Keyveni, benim çocukluğumun belki de en önemli imgelerinden biri. En başta 106 yaşında yitirdiğimiz Baba Annem ( ebem ) Sultan Ana en büyük Keyveni. Kendisini 1990 yılında  ebediyete yolcu ettik. İkincisi annem Mercan, üçüncüsü eşim sevgili Yunise ve tüm Türkiye’de ailelerinin karnını doyuran eli öpülesice kutsal Keyveniler…  1950’lerin Türkiye’sinde özellikle Sivas’ın Divriği kazasının Prunsur (Demirdağ) köyünde orta halli 14 fertli bir ailenin çocuğu olarak dünyaya geldim.  Dedem  (İstiklal Savaşı Gazisi ) Mehmet Onbaşı ve dört oğlu çiftçilik ve madencilikle ailenin geçimini sağlıyorlardı. Ebem ve özellikle evin büyük gelini annem uzun geçen kış mevsiminden önce yetiştirdiğimiz her ürünü ayrı ayrı; örneğin taze fasulyenin,  biberin, elmanın, armudun, kabağın, kurutulmasından tutun; domatesin kurutulmuşundan salçasına; buğdayın sertinden bulgurunu, eriştesini, yumuşağından ununu, tarhanasını, ekmeğini; etin kurutulmuşunu, kavurmasını, dürmesini ve daha yazın bahçede, tarlada ne yetiştirmişsek, hasatla birlikte dar güz aylarına kadar yoğun şekilde bir evin ihtiyaç duyacağı tüm erzakları belki bin yıllık belki de on bin yıllık gelenek ve göreneklerle, deneyimlerle, ustalıkla, hünerle, beceriyle, emekle, göz nuruyla ince ince hazırlanırdı, kilerde köşelerine yerleştirilirdi.  Küplere lahanadan, bibere, salatalığa turşular kurulurdu. Duttan, üzümden yapılan pekmezler, sirkeler, pestiller daha neler neler hazırlanırdı. Bütün bu uzun uğraşlar ve belli ritüeller ile törensel olarak hazırlanan yiyeceklerimizin, alın teri, göz nurunun yanı sıra güneşin bereketi ile birlikte tarlaya, bostana, bağa, bahçeye tohumun, çitilin, fidanın dikilmesinden yetiştirilmesine, bakımından, sulanmasına, hasadına kadar biz çocukların, dedemin, babamın, ailenin tümünün ortak çabasıyla gerçekleştirilirdi. Sanki bayramı kutlar gibi, altın sarısı buğdayın su değirmenlerinde öğütülüp, tandırlardan sofralarımıza kızarmış nar gibi ekmek olarak dönüşünün sevincini, düğününü yüreğimizin en derinliklerinde hissederdik. Buzağının, kuzunun, oğlağın soframıza et, süt, yoğurt olarak dönüşünün masalsı kutsal törenidir sanki bu bin yıllık. Anadolu halkının kutsal yaşam döngüsünün tekrarını zihnimin en derinliklerine kazıyarak çocukluğumu geçirdiğim Prunsur Köyün’den üniversite okumak için bir gece yarısı doğu ekspresine binişim ve İstanbul’a gelişim; geride kalan sisler içerisinde acı, tatlı, sevinçli çocukluğum.

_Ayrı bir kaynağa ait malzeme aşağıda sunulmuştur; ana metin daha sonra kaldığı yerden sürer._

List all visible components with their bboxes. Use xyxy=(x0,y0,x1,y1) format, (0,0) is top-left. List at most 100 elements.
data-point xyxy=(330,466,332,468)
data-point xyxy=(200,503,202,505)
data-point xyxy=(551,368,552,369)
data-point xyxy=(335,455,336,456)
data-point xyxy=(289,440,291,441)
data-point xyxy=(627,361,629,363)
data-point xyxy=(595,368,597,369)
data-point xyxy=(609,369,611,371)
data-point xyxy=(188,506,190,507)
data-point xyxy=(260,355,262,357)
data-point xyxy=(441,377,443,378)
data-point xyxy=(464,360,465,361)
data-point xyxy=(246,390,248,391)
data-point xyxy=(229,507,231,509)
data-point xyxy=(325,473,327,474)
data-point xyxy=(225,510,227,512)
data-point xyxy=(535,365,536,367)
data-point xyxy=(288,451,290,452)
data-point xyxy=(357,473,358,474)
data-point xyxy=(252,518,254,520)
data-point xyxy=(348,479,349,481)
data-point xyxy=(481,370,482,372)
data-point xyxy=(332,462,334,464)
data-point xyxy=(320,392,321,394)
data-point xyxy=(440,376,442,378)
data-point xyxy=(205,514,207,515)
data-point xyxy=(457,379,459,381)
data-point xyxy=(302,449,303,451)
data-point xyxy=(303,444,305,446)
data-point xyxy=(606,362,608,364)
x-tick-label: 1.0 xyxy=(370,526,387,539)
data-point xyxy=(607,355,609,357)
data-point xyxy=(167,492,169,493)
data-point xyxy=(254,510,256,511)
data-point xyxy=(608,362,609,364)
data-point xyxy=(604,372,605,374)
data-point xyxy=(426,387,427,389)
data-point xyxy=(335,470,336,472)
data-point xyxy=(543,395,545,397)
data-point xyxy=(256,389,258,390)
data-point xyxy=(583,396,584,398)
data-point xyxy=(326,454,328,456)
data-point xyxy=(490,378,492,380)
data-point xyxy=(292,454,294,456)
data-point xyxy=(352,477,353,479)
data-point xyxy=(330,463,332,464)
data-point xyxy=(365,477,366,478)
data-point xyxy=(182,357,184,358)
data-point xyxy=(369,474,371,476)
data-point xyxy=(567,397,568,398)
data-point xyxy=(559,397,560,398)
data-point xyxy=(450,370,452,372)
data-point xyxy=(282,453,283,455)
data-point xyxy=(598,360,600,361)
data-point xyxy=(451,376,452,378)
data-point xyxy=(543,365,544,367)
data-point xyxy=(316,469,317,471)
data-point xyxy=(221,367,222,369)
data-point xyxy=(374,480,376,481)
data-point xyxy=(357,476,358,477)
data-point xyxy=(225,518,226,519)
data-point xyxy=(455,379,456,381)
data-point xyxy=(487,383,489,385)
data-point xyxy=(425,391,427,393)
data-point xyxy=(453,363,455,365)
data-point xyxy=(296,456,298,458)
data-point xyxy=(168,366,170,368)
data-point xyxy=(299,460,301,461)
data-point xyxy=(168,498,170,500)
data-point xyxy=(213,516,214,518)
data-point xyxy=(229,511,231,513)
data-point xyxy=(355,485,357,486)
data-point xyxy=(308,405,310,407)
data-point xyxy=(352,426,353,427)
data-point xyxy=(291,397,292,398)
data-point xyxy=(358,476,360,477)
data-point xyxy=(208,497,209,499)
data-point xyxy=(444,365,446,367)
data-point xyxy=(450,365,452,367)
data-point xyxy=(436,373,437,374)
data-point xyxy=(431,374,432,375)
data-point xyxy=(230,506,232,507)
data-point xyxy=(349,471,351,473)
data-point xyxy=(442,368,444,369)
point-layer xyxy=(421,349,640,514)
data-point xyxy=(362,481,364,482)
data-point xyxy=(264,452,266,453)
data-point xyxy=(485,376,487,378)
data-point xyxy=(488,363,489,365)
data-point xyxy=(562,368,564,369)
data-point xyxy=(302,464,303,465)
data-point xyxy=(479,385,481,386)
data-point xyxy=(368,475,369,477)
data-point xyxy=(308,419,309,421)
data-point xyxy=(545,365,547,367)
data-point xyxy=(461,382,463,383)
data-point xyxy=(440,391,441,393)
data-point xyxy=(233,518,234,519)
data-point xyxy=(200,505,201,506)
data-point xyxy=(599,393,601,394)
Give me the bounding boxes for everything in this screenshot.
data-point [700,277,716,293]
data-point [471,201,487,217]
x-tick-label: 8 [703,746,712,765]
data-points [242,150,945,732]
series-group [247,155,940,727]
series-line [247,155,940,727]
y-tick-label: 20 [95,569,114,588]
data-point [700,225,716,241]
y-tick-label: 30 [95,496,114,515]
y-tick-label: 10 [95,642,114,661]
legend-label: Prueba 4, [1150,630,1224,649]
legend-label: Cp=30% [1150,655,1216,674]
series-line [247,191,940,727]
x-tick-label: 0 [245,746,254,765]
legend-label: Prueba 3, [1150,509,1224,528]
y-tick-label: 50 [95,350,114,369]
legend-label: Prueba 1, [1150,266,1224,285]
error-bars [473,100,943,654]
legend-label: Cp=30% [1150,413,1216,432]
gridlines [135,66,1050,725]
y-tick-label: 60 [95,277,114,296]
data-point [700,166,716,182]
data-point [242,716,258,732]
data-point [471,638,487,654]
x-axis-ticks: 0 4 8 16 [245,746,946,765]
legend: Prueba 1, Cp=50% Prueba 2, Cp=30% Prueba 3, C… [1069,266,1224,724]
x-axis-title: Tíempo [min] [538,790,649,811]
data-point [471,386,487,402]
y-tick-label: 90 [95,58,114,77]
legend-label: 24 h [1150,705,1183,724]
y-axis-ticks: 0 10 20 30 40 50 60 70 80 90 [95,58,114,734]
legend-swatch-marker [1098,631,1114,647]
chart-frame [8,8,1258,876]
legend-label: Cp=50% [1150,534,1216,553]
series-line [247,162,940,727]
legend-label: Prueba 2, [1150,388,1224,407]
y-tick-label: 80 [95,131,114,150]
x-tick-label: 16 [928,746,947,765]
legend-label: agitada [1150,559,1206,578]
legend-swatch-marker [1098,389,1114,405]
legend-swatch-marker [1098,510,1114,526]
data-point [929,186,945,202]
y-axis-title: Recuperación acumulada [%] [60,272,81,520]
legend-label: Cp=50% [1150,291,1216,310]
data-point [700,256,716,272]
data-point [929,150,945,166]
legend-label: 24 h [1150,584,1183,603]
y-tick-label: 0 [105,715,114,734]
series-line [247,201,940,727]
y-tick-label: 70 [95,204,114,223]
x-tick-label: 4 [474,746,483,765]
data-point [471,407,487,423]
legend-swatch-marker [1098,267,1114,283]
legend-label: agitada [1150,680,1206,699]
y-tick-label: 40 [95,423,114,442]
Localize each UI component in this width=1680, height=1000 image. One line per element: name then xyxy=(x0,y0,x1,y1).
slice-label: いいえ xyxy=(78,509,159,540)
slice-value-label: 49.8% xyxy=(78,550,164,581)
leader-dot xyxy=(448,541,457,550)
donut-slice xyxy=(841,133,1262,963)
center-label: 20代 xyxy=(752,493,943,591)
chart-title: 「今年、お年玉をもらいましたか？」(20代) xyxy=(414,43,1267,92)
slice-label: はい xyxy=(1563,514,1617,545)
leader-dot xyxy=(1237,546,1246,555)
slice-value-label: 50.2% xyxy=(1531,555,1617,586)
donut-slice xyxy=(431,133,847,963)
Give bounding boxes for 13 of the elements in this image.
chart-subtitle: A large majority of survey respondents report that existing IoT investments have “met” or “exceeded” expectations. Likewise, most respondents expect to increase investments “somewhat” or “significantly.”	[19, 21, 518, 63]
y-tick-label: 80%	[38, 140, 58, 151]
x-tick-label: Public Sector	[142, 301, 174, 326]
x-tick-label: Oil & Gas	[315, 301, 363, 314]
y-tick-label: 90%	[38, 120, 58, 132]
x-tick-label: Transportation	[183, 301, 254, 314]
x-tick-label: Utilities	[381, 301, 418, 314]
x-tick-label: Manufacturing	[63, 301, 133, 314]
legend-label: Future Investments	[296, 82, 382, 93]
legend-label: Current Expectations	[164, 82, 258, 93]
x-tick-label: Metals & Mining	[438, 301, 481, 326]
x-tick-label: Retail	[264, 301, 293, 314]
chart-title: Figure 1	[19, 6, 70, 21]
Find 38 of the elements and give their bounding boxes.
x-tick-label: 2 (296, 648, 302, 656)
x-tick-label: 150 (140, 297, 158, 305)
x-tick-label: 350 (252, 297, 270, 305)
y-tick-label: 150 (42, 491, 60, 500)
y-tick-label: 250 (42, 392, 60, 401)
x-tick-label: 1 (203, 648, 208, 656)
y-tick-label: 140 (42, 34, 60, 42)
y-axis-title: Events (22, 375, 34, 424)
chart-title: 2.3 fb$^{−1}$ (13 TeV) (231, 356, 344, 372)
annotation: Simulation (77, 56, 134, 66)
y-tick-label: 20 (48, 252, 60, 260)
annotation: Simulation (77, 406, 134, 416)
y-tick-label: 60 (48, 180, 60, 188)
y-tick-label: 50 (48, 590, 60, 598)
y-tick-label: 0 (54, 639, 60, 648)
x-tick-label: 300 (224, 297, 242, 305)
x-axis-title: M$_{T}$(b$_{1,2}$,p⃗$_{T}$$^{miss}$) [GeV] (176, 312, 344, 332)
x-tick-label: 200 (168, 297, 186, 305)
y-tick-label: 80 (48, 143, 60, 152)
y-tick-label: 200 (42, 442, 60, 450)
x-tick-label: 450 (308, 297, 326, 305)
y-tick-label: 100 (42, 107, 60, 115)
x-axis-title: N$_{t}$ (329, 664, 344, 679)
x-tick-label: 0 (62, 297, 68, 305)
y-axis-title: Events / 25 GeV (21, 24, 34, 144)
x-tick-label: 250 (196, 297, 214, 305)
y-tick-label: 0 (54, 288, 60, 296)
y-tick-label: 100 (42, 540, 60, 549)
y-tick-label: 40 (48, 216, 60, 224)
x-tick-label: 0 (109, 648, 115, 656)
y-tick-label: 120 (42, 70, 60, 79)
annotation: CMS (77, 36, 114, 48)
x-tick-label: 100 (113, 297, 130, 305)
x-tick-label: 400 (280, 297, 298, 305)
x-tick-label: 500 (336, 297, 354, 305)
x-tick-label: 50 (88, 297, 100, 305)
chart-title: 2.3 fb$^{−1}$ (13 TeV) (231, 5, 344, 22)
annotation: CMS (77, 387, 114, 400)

Kredi yurtlar kurumundaki öğrencilik günlerimizde, akşam yemeklerimizi hazırlama çabalarımız; ailelerimizde gördüğümüz görgü, birikim, organizasyon yeteneği ile kılı kırk yararak, yoktan  var edilerek yaratılan  sofraları kurmayı, benim gibi Anadolu’dan gelmiş, kıt imkanlı arkadaşlarla imece yaparak gerçekleştirirdik. Daha sonra tesadüfler sonucu 1986’da eşimle kurduğum Keyveni’deki yolculuk, Prunsur’dan yola çıkışın devamıdır.

Anadolu’da, bizim çocukluğumuzun geçtiği topraklarda yüzyıllardır süren  ebemin, annemin ve eşimin de bir parçası olduğu bu Keyveni kültürüne atfen, tohumun hasada dönüşmesinden soframıza nimet olarak konulması, en uzman en bilinçli biçimde kilerde saklanmasına ve oradan bir kış boyunca alınarak, ihtiyaca göre idareli bir biçimde mutfakta en leziz şekilde kılı kırk yararak pişirilmesini, ailenin karnının doyurulmasını sağlayan evin Keyveni’sine, kilerin sahibine saygı için, yitip gitmemesi için, yeniden yaşama kavuşturulması için şirketimizin adı olarak Keyveni’yi seçtik.  Araştırınca görürsünüz ki , Türk Dil Kurumu’nun Türkiye Türkçesi Ağızları Sözlüğü’ne göre Keyveni’nin birbirine yakın birçok anlamı vardır Anadolu’nun her yöresinde : Örneğin, Sungurlu –Çorum,Artova –Tokat, Refahiye, Kemaliye –Erzincan,Ağın –Elâzığ, Gürün, Divriği –Sivas, Boğazlıyan, Akdağmadeni –Yozgat, Bünyan –Kayseri,-Kırşehir, Ereğli –Konya’da “Keyveni” aşçı kadın anlamına gelir. Van’da “ekmek yapan kimse”, Gümüşhane  ve Kayseri’de “düğün yemeği yapan kimse” , Malatya’da “ yemek yapmakta becerikli , tutumlu kadın” anlamına gelir. Tabi her yörenin değişik ağızlarına göre de “ Keyveni” , keyfen, keyvene  gibi farklı biçimler de alır. Yani Anadolu Türk halk kültürünün en önemli öğelerinden birisidir.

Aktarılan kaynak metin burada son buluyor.